The first thing my 9-year-old son does when he gets birthday or Christmas money is jump on Amazon or leaf through toy catalogues to see how quickly he can spend it. This is not unlike the feeling many of us had when we got our first paychecks. The idea of putting away some of what you have today for tomorrow is not always instinctive and many times has to be learned.
We have always been told that children learn by example just as much as, if not more than, lecturing or preaching. This applies to household spending and savings habits as well.
If your children see you or hear you talk about saving on a regular basis, they will be more likely to do so themselves. The same can be said for budgeting for big ticket items like family vacations or home improvements. This is not to suggest you tell your children exactly how much money you have or how much you paid for everything. Rather, involve them in the process of saving, budgeting and planning for both the short and long term as they get older and more independent.

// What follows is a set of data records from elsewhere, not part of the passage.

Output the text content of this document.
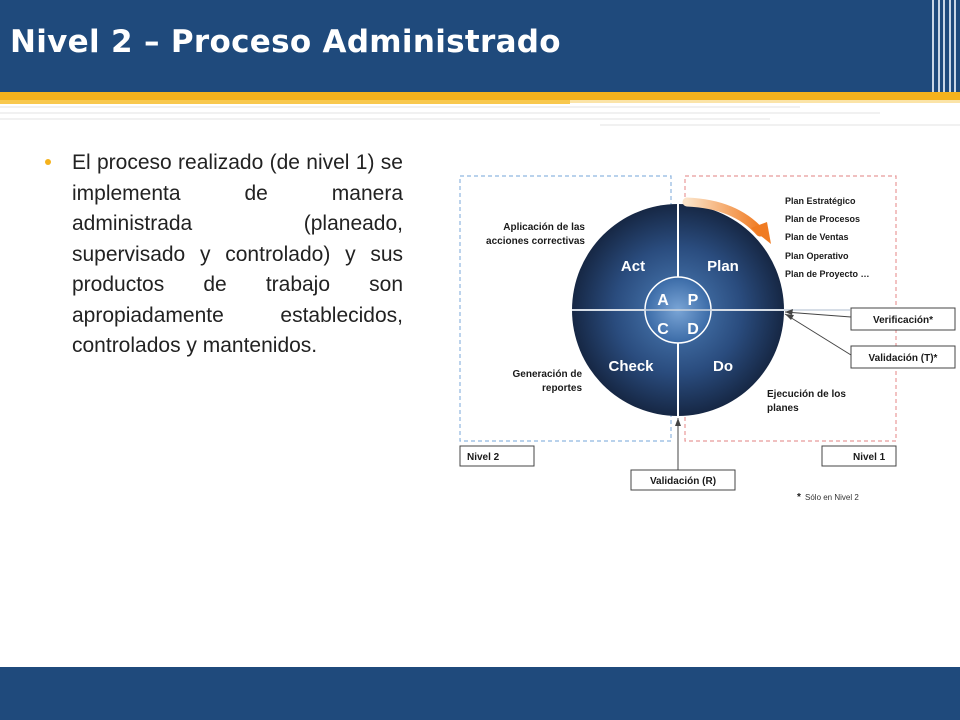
Nivel 2 – Proceso Administrado
El proceso realizado (de nivel 1) se implementa de manera administrada (planeado, supervisado y controlado) y sus productos de trabajo son apropiadamente establecidos, controlados y mantenidos.
Act	Plan
Check	Do
A P
C D
Plan Estratégico
Plan de Procesos
Plan de Ventas
Plan Operativo
Plan de Proyecto …
Aplicación de las
acciones correctivas
Generación de
reportes
Ejecución de los
planes
Verificación*
Validación (T)*
Nivel 2	Nivel 1
Validación (R)
* Sólo en Nivel 2
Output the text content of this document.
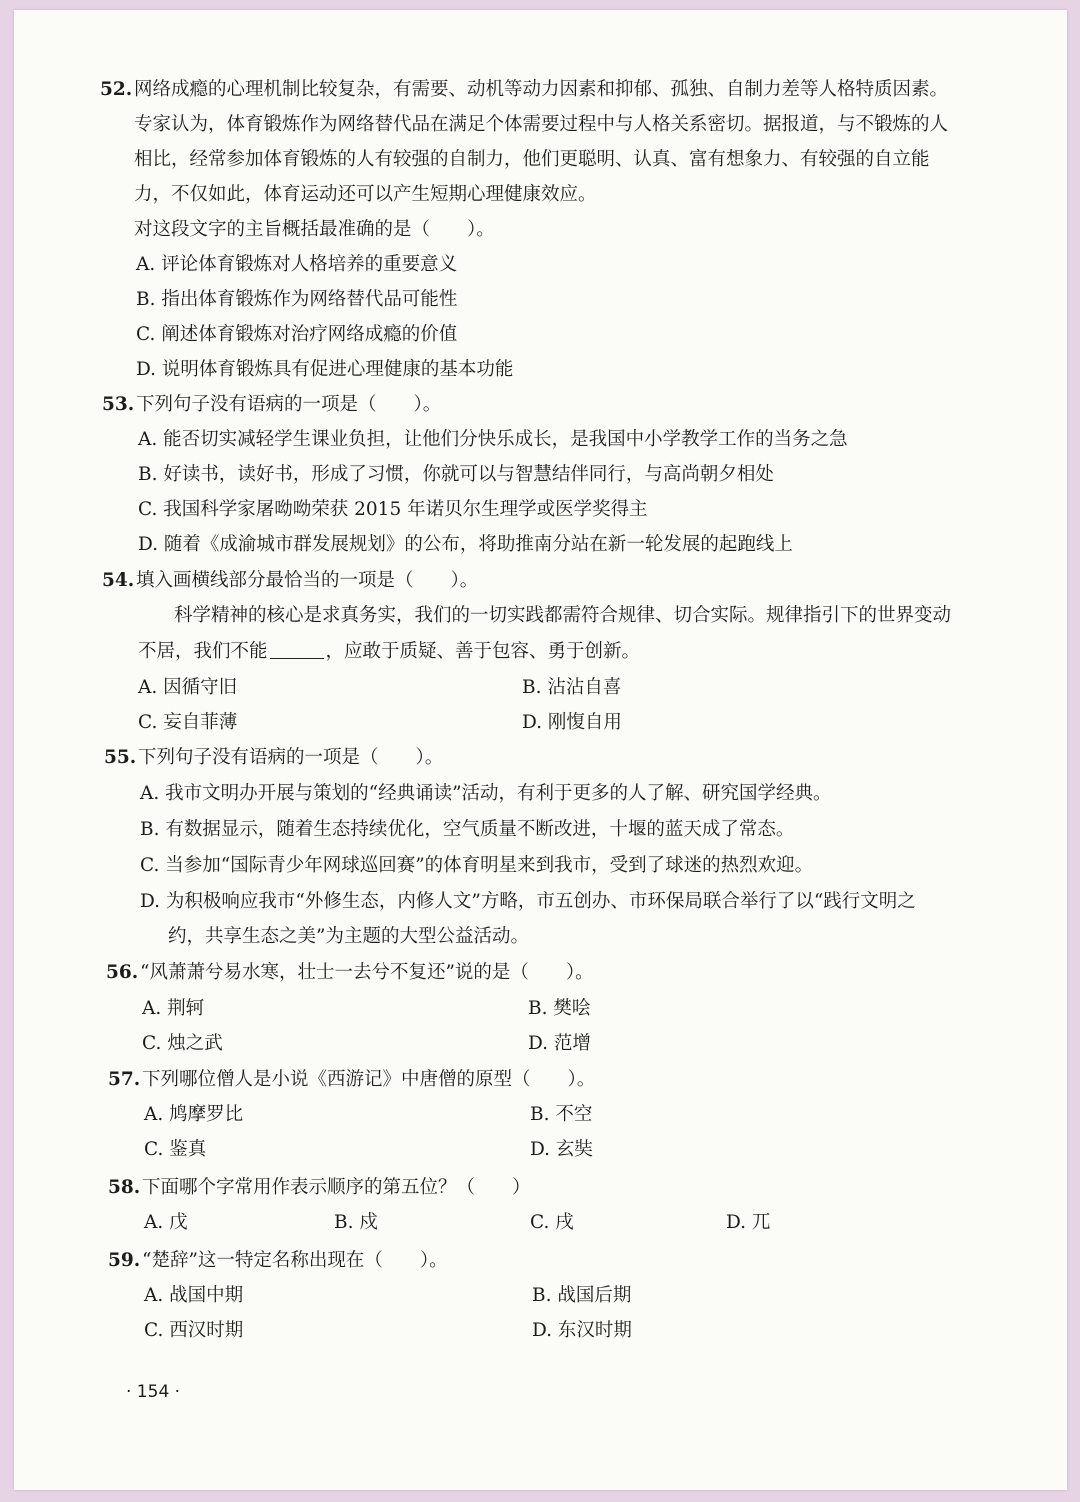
52. 网络成瘾的心理机制比较复杂，有需要、动机等动力因素和抑郁、孤独、自制力差等人格特质因素。
专家认为，体育锻炼作为网络替代品在满足个体需要过程中与人格关系密切。据报道，与不锻炼的人
相比，经常参加体育锻炼的人有较强的自制力，他们更聪明、认真、富有想象力、有较强的自立能
力，不仅如此，体育运动还可以产生短期心理健康效应。
对这段文字的主旨概括最准确的是（　　）。
A. 评论体育锻炼对人格培养的重要意义
B. 指出体育锻炼作为网络替代品可能性
C. 阐述体育锻炼对治疗网络成瘾的价值
D. 说明体育锻炼具有促进心理健康的基本功能
53. 下列句子没有语病的一项是（　　）。
A. 能否切实减轻学生课业负担，让他们分快乐成长，是我国中小学教学工作的当务之急
B. 好读书，读好书，形成了习惯，你就可以与智慧结伴同行，与高尚朝夕相处
C. 我国科学家屠呦呦荣获 2015 年诺贝尔生理学或医学奖得主
D. 随着《成渝城市群发展规划》的公布，将助推南分站在新一轮发展的起跑线上
54. 填入画横线部分最恰当的一项是（　　）。
科学精神的核心是求真务实，我们的一切实践都需符合规律、切合实际。规律指引下的世界变动
不居，我们不能	，应敢于质疑、善于包容、勇于创新。
A. 因循守旧	B. 沾沾自喜
C. 妄自菲薄	D. 刚愎自用
55. 下列句子没有语病的一项是（　　）。
A. 我市文明办开展与策划的“经典诵读”活动，有利于更多的人了解、研究国学经典。
B. 有数据显示，随着生态持续优化，空气质量不断改进，十堰的蓝天成了常态。
C. 当参加“国际青少年网球巡回赛”的体育明星来到我市，受到了球迷的热烈欢迎。
D. 为积极响应我市“外修生态，内修人文”方略，市五创办、市环保局联合举行了以“践行文明之
约，共享生态之美”为主题的大型公益活动。
56. “风萧萧兮易水寒，壮士一去兮不复还”说的是（　　）。
A. 荆轲	B. 樊哙
C. 烛之武	D. 范增
57. 下列哪位僧人是小说《西游记》中唐僧的原型（　　）。
A. 鸠摩罗比	B. 不空
C. 鉴真	D. 玄奘
58. 下面哪个字常用作表示顺序的第五位？（　　）
A. 戊	B. 戍	C. 戌	D. 兀
59. “楚辞”这一特定名称出现在（　　）。
A. 战国中期	B. 战国后期
C. 西汉时期	D. 东汉时期
· 154 ·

Teaching your child to set aside a fixed percentage of the money they are given or earn is one way to help start savings habits early and enforce math skills to boot! If you make it reasonable – say 20 percent – they will quickly understand that they still have 80 percent left, which is plenty to enjoy. The idea of both short- and long-term savings can also be helpful, especially if they have something special they are yearning for.
Children and teenagers often have difficulty thinking past the “here and now” so it is normally easier to start with things they can relate to. If your daughter really wants a new cell phone, sit down with her and work through how much she has to save each week or month to accumulate enough to buy it and still have funds left over for a later purchase. This may motivate her to do some extra chores around the house or opt in for more babysitting jobs instead of watching more television!

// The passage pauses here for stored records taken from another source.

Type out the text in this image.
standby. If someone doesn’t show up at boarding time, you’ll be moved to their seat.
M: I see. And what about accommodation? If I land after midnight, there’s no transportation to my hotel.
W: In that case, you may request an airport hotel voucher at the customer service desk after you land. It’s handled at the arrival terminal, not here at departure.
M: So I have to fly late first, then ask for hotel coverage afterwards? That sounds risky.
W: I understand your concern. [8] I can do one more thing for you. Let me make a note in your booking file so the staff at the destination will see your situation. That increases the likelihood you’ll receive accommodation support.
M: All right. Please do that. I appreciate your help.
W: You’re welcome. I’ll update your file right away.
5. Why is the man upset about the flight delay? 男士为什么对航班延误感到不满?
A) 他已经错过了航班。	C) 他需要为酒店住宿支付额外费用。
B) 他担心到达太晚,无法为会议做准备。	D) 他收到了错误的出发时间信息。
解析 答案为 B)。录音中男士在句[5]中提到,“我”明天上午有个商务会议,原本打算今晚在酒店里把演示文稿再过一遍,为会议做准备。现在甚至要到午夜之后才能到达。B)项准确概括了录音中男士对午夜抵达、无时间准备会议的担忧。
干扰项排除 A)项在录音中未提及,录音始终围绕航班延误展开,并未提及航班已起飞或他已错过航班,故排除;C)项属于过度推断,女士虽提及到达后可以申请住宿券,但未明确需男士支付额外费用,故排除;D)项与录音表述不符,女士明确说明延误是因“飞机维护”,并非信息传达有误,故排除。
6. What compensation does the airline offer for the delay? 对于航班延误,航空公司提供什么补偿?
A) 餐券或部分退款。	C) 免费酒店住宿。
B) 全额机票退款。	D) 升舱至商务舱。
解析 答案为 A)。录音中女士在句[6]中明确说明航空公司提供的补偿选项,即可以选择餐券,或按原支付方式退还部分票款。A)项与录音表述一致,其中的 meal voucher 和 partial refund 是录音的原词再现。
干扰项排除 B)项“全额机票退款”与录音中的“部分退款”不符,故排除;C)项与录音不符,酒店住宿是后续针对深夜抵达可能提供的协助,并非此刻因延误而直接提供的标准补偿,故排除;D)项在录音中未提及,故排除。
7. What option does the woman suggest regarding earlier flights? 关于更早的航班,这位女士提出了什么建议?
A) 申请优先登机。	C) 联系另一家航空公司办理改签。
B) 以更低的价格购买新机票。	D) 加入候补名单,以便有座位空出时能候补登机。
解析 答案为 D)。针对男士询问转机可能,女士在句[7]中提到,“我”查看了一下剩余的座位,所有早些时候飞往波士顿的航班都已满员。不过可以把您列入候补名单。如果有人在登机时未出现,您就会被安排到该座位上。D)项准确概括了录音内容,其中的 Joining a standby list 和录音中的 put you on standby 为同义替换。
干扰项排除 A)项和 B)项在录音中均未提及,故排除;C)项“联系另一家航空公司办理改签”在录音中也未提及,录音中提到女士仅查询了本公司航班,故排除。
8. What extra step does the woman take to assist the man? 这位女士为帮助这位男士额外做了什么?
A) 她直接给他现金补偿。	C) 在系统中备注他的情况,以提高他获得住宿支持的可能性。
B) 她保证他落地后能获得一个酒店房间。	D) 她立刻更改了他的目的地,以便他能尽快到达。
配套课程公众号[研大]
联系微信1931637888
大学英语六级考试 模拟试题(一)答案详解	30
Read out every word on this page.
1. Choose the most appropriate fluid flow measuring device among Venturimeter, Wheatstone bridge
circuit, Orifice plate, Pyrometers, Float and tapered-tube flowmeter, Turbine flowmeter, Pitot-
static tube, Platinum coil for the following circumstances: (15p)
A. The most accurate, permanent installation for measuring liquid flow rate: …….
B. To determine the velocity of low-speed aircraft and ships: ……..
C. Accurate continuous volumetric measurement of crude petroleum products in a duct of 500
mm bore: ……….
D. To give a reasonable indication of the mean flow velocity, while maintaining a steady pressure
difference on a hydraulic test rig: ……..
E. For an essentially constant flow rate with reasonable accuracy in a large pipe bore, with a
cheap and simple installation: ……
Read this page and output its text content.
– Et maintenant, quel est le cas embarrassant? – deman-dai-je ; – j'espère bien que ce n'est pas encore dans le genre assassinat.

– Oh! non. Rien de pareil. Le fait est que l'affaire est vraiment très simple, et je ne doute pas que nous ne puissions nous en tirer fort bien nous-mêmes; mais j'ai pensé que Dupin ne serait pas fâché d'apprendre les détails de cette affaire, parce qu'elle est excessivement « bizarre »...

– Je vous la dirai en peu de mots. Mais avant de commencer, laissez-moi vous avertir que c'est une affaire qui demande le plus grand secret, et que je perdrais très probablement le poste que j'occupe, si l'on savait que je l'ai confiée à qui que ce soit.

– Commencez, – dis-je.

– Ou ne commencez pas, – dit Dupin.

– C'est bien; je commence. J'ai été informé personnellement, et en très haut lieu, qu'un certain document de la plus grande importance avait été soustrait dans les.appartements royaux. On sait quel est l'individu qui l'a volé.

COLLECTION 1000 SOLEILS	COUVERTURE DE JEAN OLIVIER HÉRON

It also benefits kids to go with you while you make the savings deposit into a bank or credit union or watch while you send funds electronically to a savings or investment account. Once they are able to understand the concept of saving, share with them the earnings they accumulate in their savings and investment accounts. Have your teenager pick a company whose name they are familiar with and have an interest in and make a game out of tracking the stock price regularly. Did the stock pay a dividend? Did its price drop significantly? Help them to research what happened and why.
Encourage teenagers who are of high school age to take a basic finance class. Learning early how to pay a bill and balance a check book can save aggravation and frustration later and help give them the feeling they are more empowered to manage their own money. Just like anything else, some kids will take to this better than others but it never hurts to start early.